Habeck kann mit dem Ergebnis des Gesetzgebungsverfahrens nicht zufrieden sein.

(Foto: picture alliance/dpa)

Es hätte Habecks Gesellenstück auf dem Weg zur Kanzlerkandidatur werden sollen, jetzt ist es ein einziges Ärgernis: Weil die Grünen das Heizungsgesetz unbedingt im Juli durchdrücken wollen, ist vom ursprünglichen Geist kaum etwas übrig. Auch sonst kennt diese Gesetzgebungs-Farce nur Verlierer.

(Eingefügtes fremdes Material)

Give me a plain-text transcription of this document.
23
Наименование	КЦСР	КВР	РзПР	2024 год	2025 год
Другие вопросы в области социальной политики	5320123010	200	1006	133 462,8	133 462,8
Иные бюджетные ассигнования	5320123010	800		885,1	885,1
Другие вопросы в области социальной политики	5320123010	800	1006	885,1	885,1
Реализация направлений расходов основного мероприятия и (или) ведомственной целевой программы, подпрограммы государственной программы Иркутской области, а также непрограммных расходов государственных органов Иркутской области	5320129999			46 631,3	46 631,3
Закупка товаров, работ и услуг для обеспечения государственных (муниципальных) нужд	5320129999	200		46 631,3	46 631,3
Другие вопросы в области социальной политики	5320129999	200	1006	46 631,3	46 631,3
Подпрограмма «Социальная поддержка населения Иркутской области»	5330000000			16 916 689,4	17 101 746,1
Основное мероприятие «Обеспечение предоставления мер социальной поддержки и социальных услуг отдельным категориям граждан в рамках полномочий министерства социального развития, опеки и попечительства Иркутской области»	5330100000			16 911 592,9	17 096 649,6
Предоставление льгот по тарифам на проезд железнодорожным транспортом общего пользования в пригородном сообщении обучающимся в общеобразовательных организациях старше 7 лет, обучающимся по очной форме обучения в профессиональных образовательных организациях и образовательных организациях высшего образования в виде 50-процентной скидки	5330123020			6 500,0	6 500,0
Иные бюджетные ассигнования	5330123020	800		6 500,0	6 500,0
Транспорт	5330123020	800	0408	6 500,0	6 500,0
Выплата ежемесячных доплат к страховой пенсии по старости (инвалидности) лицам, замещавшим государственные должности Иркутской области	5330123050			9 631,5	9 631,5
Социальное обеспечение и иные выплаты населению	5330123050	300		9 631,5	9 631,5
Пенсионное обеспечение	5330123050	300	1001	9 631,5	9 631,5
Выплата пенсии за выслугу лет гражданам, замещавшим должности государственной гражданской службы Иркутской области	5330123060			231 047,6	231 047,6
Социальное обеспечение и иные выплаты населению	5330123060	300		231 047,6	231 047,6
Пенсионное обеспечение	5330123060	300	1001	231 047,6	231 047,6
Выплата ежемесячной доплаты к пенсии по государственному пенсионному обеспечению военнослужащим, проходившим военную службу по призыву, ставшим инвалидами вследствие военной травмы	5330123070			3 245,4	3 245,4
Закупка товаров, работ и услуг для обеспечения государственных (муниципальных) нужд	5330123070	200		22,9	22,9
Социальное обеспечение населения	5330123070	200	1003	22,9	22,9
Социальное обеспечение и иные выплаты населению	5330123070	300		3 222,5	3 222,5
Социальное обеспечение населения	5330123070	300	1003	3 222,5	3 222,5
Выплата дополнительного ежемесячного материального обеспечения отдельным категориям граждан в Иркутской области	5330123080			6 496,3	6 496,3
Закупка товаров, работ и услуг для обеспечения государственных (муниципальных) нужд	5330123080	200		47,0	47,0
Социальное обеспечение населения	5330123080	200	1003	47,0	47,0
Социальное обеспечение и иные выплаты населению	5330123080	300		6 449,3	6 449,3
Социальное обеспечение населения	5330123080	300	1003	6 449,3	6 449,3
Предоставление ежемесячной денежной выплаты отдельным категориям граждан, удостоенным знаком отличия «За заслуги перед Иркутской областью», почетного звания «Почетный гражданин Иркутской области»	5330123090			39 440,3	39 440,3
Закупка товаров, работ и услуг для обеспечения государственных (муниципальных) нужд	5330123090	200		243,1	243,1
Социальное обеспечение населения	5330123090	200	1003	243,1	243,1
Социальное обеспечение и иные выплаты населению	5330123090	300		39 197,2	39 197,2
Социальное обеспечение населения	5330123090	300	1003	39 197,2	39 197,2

Hätte Patrick Graichen nicht seinen Trauzeugen auf einen Spitzenjob beim Bund gehievt, Bundeswirtschaftsminister Robert Habeck hätte seinen Staatssekretär spätestens in dieser Woche feuern müssen. Nach der Einigung der Ampelfraktionen über das Heizungsgesetz in den allermeisten Punkten ist eines deutlich geworden: Die Grünen bekommen wegen ihrer politstrategischen Fehlleistung nicht ansatzweise das Gesetz, das sie wollten. Die SPD übrigens auch nicht. Und der kleinste Koalitionspartner mag sich eine Verhinderung der aus FDP-Sicht falschen Vorgaben auf die Fahne schreiben können. Doch die mit maximalem Druck erreichten Änderungen haben das Gesetzesvorhaben derart beschädigt, dass seine öffentliche Akzeptanz unrettbar dahin ist.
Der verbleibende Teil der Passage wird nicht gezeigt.